There are just seven months of the transition period following the UK’s departure from the EU left to go.
The Executive Office’s Director General of International Relations Andrew McCormick said that the coronavirus pandemic has “undeniably” diverted efforts away.
“Time is very short and we need to get into this urgently but there’s also a very big difficulty in the form of Covid,” he told Stormont’s Executive scrutiny committee.
“Undeniably less attention and less preparation has been done than had the virus not come along.”
Dr McCormick also told the committee that agrifood inspection facilities will have to be expanded “quite materially” as a result of the Brexit deal.
He told MLAs that existing facilities at ports and airports would have to be scaled up to satisfy the EU’s strict rules on food products entering the single market.
“There is no doubt or debate about the need for controls, the question is, can they be minimised and made as low-key as possible,” he said.
Earlier in the meeting committee chairman Colin McGrath responded to Dr McCormick’s opening statement by expressing concern at progress.
“Generally from an update, it is hoped one would get new information or an update on existing information, I have to say having listened to the presentation thus far, I don’t feel I have heard anything new,” he said.
“While this is certainly not your fault or issue, I do think it’s important that we communicate with the department again to say that the purpose of a scrutiny is to give us something to scrutinise.
“It concerns me that effectively a cliff edge in terms of the whole process is Brexit is looming and we still have structures within the architecture of the negotiations that haven’t even met.”
Meanwhile, Agriculture Minister Edwin Poots has suggested the Brexit deal could bring advantages to Northern Ireland, giving it access to both the UK market and the EU single market.
But the DUP MLA said any potential advantages would be dependent on minimising new checks between Northern Ireland and the rest of the UK.
“It has the potential to get right down to around 1% of commercial vehicles that are entering NI, and in that case that wouldn’t be particularly damaging to the economy,” he told the BBC.
“We would have the advantage of actually having access to the single market and to the UK market, and make Northern Ireland an attractive place for inward investment.
“So we need to be very sure that we can actually maximise that advantage, whilst at the other side minimising the disadvantage.”
Ulster Unionist peer, Lord Empey responded by warning the DUP against making mistakes.
The negotiations are not yet over and I would not be surprised if the terms get worseLord Empey
“The DUP led the local campaign for us to leave the EU back in 2016. They subsequently said that no regulatory border within the United Kingdom was acceptable,” he said.
“Sadly, Edwin is making the same mistake the DUP made on 2nd October last year, in assuming that what is now on the table is the final document.
“The negotiations are not yet over and I would not be surprised if the terms get worse.
“In any event, local business is going to be faced with increased costs, a border is being created in the Irish Sea, with the trade frontier being moved from Newry to Larne and tariffs could still be applied to goods coming from Great Britain to Northern Ireland.

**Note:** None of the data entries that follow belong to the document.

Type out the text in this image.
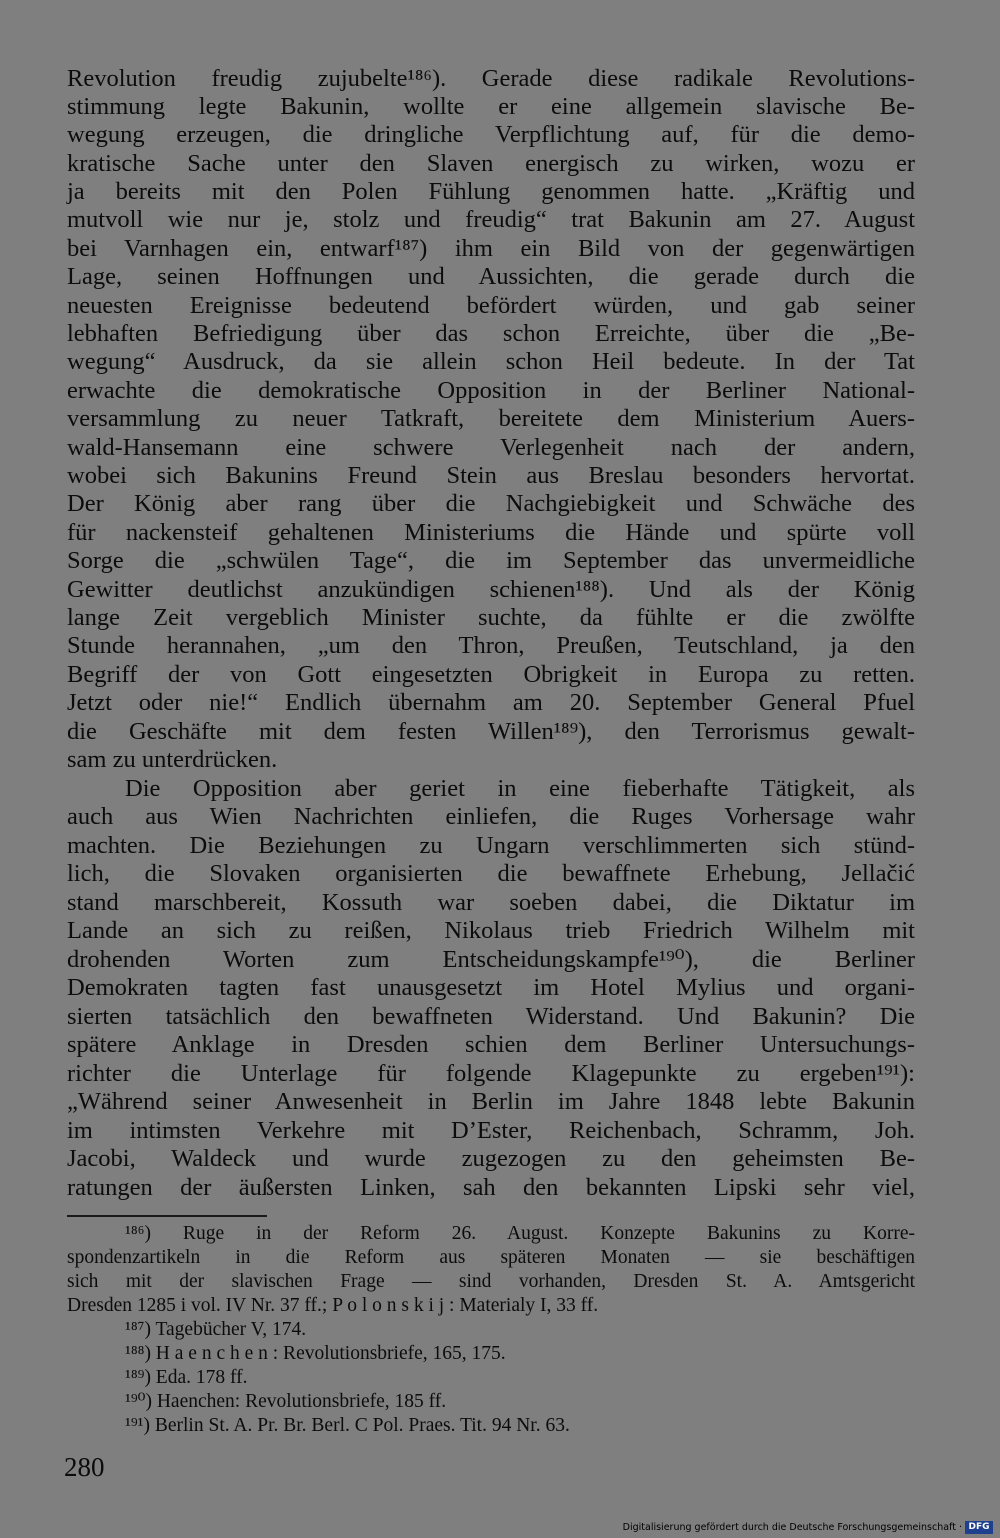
Revolution freudig zujubelte¹⁸⁶). Gerade diese radikale Revolutions-
stimmung legte Bakunin, wollte er eine allgemein slavische Be-
wegung erzeugen, die dringliche Verpflichtung auf, für die demo-
kratische Sache unter den Slaven energisch zu wirken, wozu er
ja bereits mit den Polen Fühlung genommen hatte. „Kräftig und
mutvoll wie nur je, stolz und freudig“ trat Bakunin am 27. August
bei Varnhagen ein, entwarf¹⁸⁷) ihm ein Bild von der gegenwärtigen
Lage, seinen Hoffnungen und Aussichten, die gerade durch die
neuesten Ereignisse bedeutend befördert würden, und gab seiner
lebhaften Befriedigung über das schon Erreichte, über die „Be-
wegung“ Ausdruck, da sie allein schon Heil bedeute. In der Tat
erwachte die demokratische Opposition in der Berliner National-
versammlung zu neuer Tatkraft, bereitete dem Ministerium Auers-
wald-Hansemann eine schwere Verlegenheit nach der andern,
wobei sich Bakunins Freund Stein aus Breslau besonders hervortat.
Der König aber rang über die Nachgiebigkeit und Schwäche des
für nackensteif gehaltenen Ministeriums die Hände und spürte voll
Sorge die „schwülen Tage“, die im September das unvermeidliche
Gewitter deutlichst anzukündigen schienen¹⁸⁸). Und als der König
lange Zeit vergeblich Minister suchte, da fühlte er die zwölfte
Stunde herannahen, „um den Thron, Preußen, Teutschland, ja den
Begriff der von Gott eingesetzten Obrigkeit in Europa zu retten.
Jetzt oder nie!“ Endlich übernahm am 20. September General Pfuel
die Geschäfte mit dem festen Willen¹⁸⁹), den Terrorismus gewalt-
sam zu unterdrücken.
Die Opposition aber geriet in eine fieberhafte Tätigkeit, als
auch aus Wien Nachrichten einliefen, die Ruges Vorhersage wahr
machten. Die Beziehungen zu Ungarn verschlimmerten sich stünd-
lich, die Slovaken organisierten die bewaffnete Erhebung, Jellačić
stand marschbereit, Kossuth war soeben dabei, die Diktatur im
Lande an sich zu reißen, Nikolaus trieb Friedrich Wilhelm mit
drohenden Worten zum Entscheidungskampfe¹⁹⁰), die Berliner
Demokraten tagten fast unausgesetzt im Hotel Mylius und organi-
sierten tatsächlich den bewaffneten Widerstand. Und Bakunin? Die
spätere Anklage in Dresden schien dem Berliner Untersuchungs-
richter die Unterlage für folgende Klagepunkte zu ergeben¹⁹¹):
„Während seiner Anwesenheit in Berlin im Jahre 1848 lebte Bakunin
im intimsten Verkehre mit D’Ester, Reichenbach, Schramm, Joh.
Jacobi, Waldeck und wurde zugezogen zu den geheimsten Be-
ratungen der äußersten Linken, sah den bekannten Lipski sehr viel,
¹⁸⁶) Ruge in der Reform 26. August. Konzepte Bakunins zu Korre-
spondenzartikeln in die Reform aus späteren Monaten — sie beschäftigen
sich mit der slavischen Frage — sind vorhanden, Dresden St. A. Amtsgericht
Dresden 1285 i vol. IV Nr. 37 ff.; P o l o n s k i j : Materialy I, 33 ff.
¹⁸⁷) Tagebücher V, 174.
¹⁸⁸) H a e n c h e n : Revolutionsbriefe, 165, 175.
¹⁸⁹) Eda. 178 ff.
¹⁹⁰) Haenchen: Revolutionsbriefe, 185 ff.
¹⁹¹) Berlin St. A. Pr. Br. Berl. C Pol. Praes. Tit. 94 Nr. 63.
280
Digitalisierung gefördert durch die Deutsche Forschungsgemeinschaft · DFG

“Northern Ireland will remain in a different economic sphere of influence after the transition period ends on 31st December; Brussels will make regulatory decisions which we must obey even though we have no representation or say in their creation: we will remain under the jurisdiction of the European Court when the rest of the UK will not and Dublin will have more influence over our economic policy than we will have ourselves.”